Here are some suggested combinations:

– kale / frozen 1/2 banana / almond milk / vanilla soy protein powder ( my favorite!!!!)

– spinach / mango / 0% greek yogurt

– spinach / frozen banana / mango / coconut milk

– kale / apples / carrots

May 4, 2009 at 2:17 pm Leave a comment

STUFFED BELL PEPPER WITH GROUND TURKEY

I like this low cal, high protein dish.   You can do any colored bell pepper, but I prefer red because it’s high in vitamin C and vitamin A (and it’s pretty).

Ingredients:

– 1 red bell pepper (stem and seeds removed)

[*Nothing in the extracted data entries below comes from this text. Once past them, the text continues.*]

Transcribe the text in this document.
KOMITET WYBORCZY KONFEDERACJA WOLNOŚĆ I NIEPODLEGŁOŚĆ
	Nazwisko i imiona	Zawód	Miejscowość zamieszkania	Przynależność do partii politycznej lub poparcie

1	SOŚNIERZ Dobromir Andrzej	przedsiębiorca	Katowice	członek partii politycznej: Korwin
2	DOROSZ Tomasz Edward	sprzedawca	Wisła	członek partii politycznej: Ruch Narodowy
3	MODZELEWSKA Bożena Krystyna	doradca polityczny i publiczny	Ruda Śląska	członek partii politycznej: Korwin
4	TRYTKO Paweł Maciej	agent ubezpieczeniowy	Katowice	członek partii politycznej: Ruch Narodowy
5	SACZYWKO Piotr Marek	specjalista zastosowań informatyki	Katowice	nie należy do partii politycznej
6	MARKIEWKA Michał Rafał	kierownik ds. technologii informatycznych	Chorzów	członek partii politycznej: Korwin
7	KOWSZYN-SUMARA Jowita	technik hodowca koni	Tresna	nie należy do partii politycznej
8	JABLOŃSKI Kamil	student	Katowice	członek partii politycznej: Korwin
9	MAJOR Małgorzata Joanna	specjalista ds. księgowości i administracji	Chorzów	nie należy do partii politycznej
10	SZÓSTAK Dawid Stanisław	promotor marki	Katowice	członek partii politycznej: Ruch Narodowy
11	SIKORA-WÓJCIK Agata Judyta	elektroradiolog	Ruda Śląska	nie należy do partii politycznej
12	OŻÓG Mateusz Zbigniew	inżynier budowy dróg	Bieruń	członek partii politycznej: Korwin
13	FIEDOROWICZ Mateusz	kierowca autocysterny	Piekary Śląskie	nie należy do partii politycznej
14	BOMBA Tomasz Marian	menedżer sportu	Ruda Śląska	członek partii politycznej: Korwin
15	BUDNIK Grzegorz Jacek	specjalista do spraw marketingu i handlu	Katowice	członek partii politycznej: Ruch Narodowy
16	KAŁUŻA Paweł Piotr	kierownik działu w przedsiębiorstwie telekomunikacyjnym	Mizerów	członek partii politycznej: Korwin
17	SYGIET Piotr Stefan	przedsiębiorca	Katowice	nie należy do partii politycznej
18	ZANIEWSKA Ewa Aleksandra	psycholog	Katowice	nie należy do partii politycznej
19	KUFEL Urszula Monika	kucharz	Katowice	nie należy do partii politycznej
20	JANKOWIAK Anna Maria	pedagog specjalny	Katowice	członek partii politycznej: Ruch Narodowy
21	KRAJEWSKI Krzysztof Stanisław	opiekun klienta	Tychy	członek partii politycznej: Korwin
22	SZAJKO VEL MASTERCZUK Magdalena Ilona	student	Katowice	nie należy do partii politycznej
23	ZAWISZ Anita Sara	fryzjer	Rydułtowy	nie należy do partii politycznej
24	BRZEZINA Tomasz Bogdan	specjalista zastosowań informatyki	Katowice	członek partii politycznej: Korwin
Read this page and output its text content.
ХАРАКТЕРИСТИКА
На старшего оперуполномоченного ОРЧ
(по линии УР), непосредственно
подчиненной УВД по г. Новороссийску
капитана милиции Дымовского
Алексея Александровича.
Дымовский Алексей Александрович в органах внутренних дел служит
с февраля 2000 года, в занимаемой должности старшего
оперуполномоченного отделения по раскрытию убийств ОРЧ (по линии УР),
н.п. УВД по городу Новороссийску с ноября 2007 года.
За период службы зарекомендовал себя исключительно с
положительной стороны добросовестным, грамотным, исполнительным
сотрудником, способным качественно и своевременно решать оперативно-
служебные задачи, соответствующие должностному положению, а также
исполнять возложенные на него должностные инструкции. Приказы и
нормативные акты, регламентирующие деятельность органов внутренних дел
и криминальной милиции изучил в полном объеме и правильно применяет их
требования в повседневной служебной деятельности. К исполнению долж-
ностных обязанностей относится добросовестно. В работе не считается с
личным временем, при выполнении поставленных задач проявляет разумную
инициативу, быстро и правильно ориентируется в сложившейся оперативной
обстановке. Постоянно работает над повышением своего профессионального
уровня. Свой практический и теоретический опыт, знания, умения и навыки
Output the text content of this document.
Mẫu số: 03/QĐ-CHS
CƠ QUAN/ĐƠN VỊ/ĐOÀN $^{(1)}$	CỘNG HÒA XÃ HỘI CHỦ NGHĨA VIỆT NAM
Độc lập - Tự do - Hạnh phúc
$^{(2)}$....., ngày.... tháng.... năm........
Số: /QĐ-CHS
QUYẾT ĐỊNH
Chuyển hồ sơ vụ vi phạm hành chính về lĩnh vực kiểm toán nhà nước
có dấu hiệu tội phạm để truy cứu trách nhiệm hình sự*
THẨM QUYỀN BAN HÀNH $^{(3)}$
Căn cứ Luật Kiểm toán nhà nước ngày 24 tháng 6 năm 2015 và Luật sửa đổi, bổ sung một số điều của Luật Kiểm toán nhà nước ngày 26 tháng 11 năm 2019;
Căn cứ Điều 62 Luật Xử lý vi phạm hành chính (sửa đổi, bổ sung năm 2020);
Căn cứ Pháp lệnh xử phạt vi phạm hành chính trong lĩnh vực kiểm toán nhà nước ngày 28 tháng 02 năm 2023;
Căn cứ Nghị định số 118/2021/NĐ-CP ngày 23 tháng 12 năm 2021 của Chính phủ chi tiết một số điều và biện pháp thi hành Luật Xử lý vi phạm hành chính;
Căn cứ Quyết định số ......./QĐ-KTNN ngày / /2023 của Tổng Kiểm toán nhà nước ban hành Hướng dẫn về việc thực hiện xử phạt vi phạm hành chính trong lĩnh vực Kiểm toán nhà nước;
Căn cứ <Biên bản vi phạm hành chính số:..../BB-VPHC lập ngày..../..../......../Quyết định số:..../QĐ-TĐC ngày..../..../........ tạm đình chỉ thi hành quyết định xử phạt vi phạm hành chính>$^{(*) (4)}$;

– 1/4 lb of lean ground turkey

– 1/2 cup of diced tomatoes with green chilies

– 1/4 cup of diced mushrooms

– 1/2 tbsp of cayenne pepper

– low fat mozzarella cheese

– black pepper

In a medium skillet, brown ground turkey with a little olive oil and add in tomatoes and mushrooms with spices.  After the turkey is cooked through, scoop into bell pepper.  Place the bell pepper in a deep baking dish with about 3 inches of water depth.  Bake in oven at 400 degrees for 30 minutes.  I like a little low fat mozarella cheese sprinkled on top before putting it into the oven.